②学習者が作成し使用する要約は明らかにオリジナルのものであるということ。
→peerや教師からのコメントを利用することができるが、その選択は自発的に行うものである。

③生徒はそれぞれでより良い文構成のため個別の指針を作成し、長期間使用するようになる。

・これらの技術に対する生徒の反応はおおむね好意的である
→上記と同様の質問をしたところ、29名のうち、28名がライティングとその課題の見直しが文構成能力の向上に役立つと回答しており、どれだけ向上したかという質問に対しては5段階評価で平均が4.03と、peer feedbackと同様の数値となった。

6. 結論
・ライティング力を向上させるには、フィードバックを有効的に適用することができるようになるということが大切である。しかし、フィードバックは学習者自身が積極的に課題に取り組み、分析して評価する気がないと効果を発揮することができない。このためには、下書き作成段階でpeer feedbackを行うことが重要
→学習者が自分でどのフィードバックを適用するべきなのかということを考える必要がでてくるため。

・教師によるフィードバックは長期的な視点で捉えたライティング力の改善という目的において有効
→5章で述べた方法を用いることによって、その時点で扱っている課題に限らず、将来の作文においてもフィードバックを生かすことができる。さらに、このタスクは高度の評価力と判断力を含んだものとなるため、フィードバックが経る精神的処理を増加させることになる。このことは学習者がよりフィードバックを内面化させるのに役立ち、長期的な改善につながる。

・フィードバックの種類についてはたくさんの意見が存在するが、どれも学習者に読み手の視点からの意見、作文を客観的に捉えた感想を与えることによって、ライティング力を向上させることに役立つということがわかっている。

・これまでに述べた著者のフィードバックの適用方法は、学習者がライティングに自発的に取り組み、また長期的にみたライティング力の向上においても貢献することができる。

考察
①Peer feedbackは、評価する側もモチベーションが高くなければあまり効果が得られないのではないか。また、そのモチベーションを上げるためにはどのような方法があるのか。

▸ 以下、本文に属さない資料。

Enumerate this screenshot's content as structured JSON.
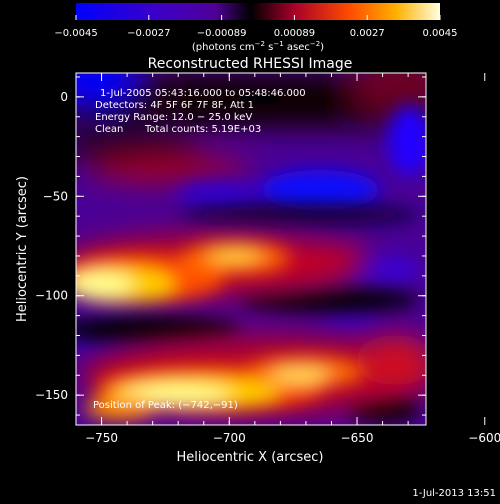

②生徒にフィードバックをするよう指示しても、やり方がわからないのではないか。

③下書き段階での教師によるフィードバックを学習者に明示しなかった場合、どの程度適用するのか、また明示した場合との差は見られるのか。

④教師のフィードバックがなぜ必ず必要なのか。

議論
①peer feedbackの内容も教師が評価することでモチベーションを向上させることはできるのではないか。

②フィードバックの指導書を作成する、指導方法を教授するなどの工夫が必要。

③実際の調査、研究が必要。

④最終的な評価、peer feedbackでは気づかれなかった間違いについての言及をおこなうため。また、教師によるフィードバックを生徒が最終的に見直さない可能性があるため、本論文での解決策として指示されている方法をとる。または、教師によるフィードバックをおこなった後もう一度完成品を提出させて、最終的には教師からのフィードバックを取り入れた原稿とそうでない原稿の二つを評価する、といった工夫が必要。